Naoya Yahagi, Hitoshi Shimano, Alyssa H Hasty, Takashi Matsuzaka, Tomohiro Ide, Tomohiro Yoshikawa, Michiyo Amemiya-Kudo, Sachiko Tomita, Hiroaki Okazaki, Yoshiaki Tamura, Yoko Iizuka, Ken Ohashi, Jun-Ichi Osuga, Kenji Harada, Takanari Gotoda, Ryozo Nagai, Shun Ishibashi, Nobuhiro Yamada
Journal of Biological Chemistry 2002 May 31, 277 (22): 19353-7
11923308
Obesity is a common nutritional problem often associated with diabetes, insulin resistance, and fatty liver (excess fat deposition in liver). Leptin-deficient Lep(ob)/Lep(ob) mice develop obesity and those obesity-related syndromes. Increased lipogenesis in both liver and adipose tissue of these mice has been suggested. We have previously shown that the transcription factor sterol regulatory element-binding protein-1 (SREBP-1) plays a crucial role in the regulation of lipogenesis in vivo. To explore the possible involvement of SREBP-1 in the pathogenesis of obesity and its related syndromes, we generated mice deficient in both leptin and SREBP-1. In doubly mutant Lep(ob/ob) x Srebp-1(-/-) mice, fatty livers were markedly attenuated, but obesity and insulin resistance remained persistent. The mRNA levels of lipogenic enzymes such as fatty acid synthase were proportional to triglyceride accumulation in liver.
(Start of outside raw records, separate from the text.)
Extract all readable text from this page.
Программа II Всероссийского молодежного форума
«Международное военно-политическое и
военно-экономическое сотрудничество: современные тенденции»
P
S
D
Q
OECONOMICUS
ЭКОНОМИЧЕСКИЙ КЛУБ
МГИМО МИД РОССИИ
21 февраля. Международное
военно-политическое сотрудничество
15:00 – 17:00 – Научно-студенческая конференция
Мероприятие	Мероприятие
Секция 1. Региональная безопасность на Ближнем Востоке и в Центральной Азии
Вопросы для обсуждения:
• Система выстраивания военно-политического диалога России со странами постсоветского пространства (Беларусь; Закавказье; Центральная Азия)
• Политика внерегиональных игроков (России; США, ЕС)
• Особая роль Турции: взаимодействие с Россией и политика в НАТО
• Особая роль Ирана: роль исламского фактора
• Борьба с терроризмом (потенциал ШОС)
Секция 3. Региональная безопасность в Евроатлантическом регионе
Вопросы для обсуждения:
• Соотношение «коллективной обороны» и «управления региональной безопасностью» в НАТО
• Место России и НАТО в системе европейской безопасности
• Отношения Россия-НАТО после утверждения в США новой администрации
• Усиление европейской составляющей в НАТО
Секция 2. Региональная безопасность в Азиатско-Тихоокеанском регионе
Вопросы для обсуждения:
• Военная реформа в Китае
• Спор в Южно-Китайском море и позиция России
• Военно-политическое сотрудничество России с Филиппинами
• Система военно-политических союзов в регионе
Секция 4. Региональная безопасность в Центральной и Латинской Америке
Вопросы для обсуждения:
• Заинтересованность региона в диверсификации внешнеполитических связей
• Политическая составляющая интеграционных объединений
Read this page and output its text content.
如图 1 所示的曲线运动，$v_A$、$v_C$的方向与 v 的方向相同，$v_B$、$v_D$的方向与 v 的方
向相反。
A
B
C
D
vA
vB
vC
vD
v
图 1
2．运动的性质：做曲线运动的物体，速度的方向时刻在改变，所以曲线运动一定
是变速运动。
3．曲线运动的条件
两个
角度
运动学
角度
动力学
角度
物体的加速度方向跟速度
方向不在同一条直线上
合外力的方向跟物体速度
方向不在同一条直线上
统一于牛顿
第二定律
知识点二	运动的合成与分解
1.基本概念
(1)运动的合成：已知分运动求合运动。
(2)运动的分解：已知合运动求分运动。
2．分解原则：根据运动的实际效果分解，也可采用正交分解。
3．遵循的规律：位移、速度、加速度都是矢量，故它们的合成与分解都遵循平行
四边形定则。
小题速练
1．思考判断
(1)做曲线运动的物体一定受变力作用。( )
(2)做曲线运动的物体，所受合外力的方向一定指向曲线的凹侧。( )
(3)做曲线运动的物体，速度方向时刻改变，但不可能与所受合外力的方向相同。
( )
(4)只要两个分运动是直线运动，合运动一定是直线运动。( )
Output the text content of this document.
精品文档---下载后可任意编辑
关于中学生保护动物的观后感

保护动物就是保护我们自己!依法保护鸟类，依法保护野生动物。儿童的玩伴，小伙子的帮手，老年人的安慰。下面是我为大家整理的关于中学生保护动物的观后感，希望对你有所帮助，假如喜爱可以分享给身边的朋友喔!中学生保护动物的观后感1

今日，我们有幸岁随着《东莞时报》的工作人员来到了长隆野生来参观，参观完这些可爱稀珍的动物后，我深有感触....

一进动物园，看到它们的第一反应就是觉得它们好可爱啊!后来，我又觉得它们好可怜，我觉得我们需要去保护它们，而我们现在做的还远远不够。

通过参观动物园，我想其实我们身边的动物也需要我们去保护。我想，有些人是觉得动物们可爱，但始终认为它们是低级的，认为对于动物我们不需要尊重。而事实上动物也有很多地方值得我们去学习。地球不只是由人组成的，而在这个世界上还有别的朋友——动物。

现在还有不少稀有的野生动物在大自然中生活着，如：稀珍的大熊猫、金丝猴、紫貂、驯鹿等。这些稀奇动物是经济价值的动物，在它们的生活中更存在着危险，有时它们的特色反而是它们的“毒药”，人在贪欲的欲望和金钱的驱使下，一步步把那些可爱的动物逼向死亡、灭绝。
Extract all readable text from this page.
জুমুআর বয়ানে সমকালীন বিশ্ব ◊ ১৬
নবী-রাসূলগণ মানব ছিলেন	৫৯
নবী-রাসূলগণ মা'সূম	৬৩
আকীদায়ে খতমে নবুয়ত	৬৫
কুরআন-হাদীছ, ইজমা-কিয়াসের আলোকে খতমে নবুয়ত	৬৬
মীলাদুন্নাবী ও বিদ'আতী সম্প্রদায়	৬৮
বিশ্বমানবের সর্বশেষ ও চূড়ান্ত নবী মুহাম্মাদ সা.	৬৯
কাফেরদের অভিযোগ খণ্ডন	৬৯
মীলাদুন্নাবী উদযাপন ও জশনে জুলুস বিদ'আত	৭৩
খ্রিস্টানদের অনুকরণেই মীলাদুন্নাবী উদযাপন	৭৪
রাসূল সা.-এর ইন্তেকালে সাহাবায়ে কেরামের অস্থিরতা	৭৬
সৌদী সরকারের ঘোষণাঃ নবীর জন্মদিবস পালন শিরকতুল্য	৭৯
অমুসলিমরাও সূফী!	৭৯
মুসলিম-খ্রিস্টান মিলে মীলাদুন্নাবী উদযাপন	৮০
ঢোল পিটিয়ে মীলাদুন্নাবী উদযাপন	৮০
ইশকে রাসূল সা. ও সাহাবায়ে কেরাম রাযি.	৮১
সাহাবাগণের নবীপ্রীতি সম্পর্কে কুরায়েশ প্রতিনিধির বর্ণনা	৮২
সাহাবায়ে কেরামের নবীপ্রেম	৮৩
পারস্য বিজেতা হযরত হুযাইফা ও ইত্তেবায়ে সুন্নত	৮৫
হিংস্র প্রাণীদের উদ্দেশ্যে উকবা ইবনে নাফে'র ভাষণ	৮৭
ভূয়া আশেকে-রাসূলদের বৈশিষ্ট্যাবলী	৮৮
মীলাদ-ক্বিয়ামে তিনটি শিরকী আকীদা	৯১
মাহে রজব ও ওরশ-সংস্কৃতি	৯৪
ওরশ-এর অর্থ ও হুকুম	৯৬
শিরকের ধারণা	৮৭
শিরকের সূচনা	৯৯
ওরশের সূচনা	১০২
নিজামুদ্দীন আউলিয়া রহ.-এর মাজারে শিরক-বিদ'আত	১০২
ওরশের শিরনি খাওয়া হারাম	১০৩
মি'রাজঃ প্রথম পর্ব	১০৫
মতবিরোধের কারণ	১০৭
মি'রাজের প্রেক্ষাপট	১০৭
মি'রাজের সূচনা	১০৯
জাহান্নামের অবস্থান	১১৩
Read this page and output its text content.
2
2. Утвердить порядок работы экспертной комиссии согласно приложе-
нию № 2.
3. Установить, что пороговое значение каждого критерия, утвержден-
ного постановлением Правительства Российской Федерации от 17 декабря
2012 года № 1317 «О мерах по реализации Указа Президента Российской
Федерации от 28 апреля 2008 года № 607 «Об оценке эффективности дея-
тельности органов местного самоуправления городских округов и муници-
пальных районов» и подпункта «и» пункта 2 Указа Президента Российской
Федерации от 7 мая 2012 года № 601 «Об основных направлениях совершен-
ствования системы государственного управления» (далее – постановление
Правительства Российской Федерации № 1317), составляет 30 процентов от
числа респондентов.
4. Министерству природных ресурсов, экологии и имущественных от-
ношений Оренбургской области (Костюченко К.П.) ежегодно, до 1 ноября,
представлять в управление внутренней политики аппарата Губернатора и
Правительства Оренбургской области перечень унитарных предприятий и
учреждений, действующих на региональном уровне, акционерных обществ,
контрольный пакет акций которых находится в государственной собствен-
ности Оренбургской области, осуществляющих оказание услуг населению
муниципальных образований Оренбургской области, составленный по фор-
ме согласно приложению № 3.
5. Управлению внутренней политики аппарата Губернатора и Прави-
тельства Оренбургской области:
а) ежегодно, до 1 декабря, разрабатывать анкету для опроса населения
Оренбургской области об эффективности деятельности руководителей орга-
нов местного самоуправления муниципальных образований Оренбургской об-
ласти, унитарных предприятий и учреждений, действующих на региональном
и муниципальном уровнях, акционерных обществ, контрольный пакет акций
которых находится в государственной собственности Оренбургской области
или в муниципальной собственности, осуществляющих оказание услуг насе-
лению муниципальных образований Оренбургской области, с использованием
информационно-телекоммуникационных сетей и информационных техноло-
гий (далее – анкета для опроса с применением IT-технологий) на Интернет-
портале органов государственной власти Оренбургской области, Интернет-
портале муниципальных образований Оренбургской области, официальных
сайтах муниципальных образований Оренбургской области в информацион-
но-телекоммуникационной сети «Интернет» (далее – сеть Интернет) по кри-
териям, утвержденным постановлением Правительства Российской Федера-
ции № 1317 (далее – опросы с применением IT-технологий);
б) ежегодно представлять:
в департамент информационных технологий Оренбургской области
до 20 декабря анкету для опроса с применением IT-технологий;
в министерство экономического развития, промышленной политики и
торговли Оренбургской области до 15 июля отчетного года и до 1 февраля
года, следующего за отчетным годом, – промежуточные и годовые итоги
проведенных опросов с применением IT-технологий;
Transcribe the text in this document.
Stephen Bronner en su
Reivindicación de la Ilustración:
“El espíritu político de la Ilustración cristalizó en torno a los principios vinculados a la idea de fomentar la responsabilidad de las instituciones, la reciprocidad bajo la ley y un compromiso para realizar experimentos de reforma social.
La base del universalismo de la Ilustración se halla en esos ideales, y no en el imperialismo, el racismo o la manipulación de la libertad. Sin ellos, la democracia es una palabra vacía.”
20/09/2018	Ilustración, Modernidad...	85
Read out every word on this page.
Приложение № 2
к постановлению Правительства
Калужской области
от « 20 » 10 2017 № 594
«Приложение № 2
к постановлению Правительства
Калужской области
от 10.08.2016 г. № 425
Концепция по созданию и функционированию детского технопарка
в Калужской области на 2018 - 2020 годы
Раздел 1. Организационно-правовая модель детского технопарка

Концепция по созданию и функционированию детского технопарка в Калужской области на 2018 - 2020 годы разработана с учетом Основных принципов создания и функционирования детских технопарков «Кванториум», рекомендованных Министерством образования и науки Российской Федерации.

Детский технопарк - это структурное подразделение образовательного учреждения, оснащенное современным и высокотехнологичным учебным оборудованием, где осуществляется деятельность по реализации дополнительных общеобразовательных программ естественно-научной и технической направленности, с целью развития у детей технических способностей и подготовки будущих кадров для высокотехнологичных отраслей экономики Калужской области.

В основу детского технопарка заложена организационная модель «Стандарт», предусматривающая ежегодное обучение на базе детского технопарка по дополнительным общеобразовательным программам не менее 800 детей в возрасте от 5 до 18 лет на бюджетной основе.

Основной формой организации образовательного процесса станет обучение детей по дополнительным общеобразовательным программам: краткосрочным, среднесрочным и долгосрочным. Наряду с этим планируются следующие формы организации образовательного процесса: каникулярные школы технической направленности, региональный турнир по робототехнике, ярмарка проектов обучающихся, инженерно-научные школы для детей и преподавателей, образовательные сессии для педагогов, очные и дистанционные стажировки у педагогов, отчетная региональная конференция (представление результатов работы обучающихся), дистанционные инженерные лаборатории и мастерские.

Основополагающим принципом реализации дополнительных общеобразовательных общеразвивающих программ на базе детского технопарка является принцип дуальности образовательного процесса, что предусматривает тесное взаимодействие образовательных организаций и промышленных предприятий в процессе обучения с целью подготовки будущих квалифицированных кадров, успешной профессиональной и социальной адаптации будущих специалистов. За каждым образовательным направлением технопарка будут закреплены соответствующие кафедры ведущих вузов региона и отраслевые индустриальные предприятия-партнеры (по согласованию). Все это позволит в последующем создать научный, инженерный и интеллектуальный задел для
In contrast, the mRNA abundance of SREBP-1 and lipogenic enzymes in the adipose tissue of Lep(ob)/Lep(ob) mice was profoundly decreased despite sustained fat, which could explain why the SREBP-1 disruption had little effect on obesity. In conclusion, SREBP-1 regulation of lipogenesis is highly involved in the development of fatty livers but does not seem to be a determinant of obesity in Lep(ob)/Lep(ob) mice.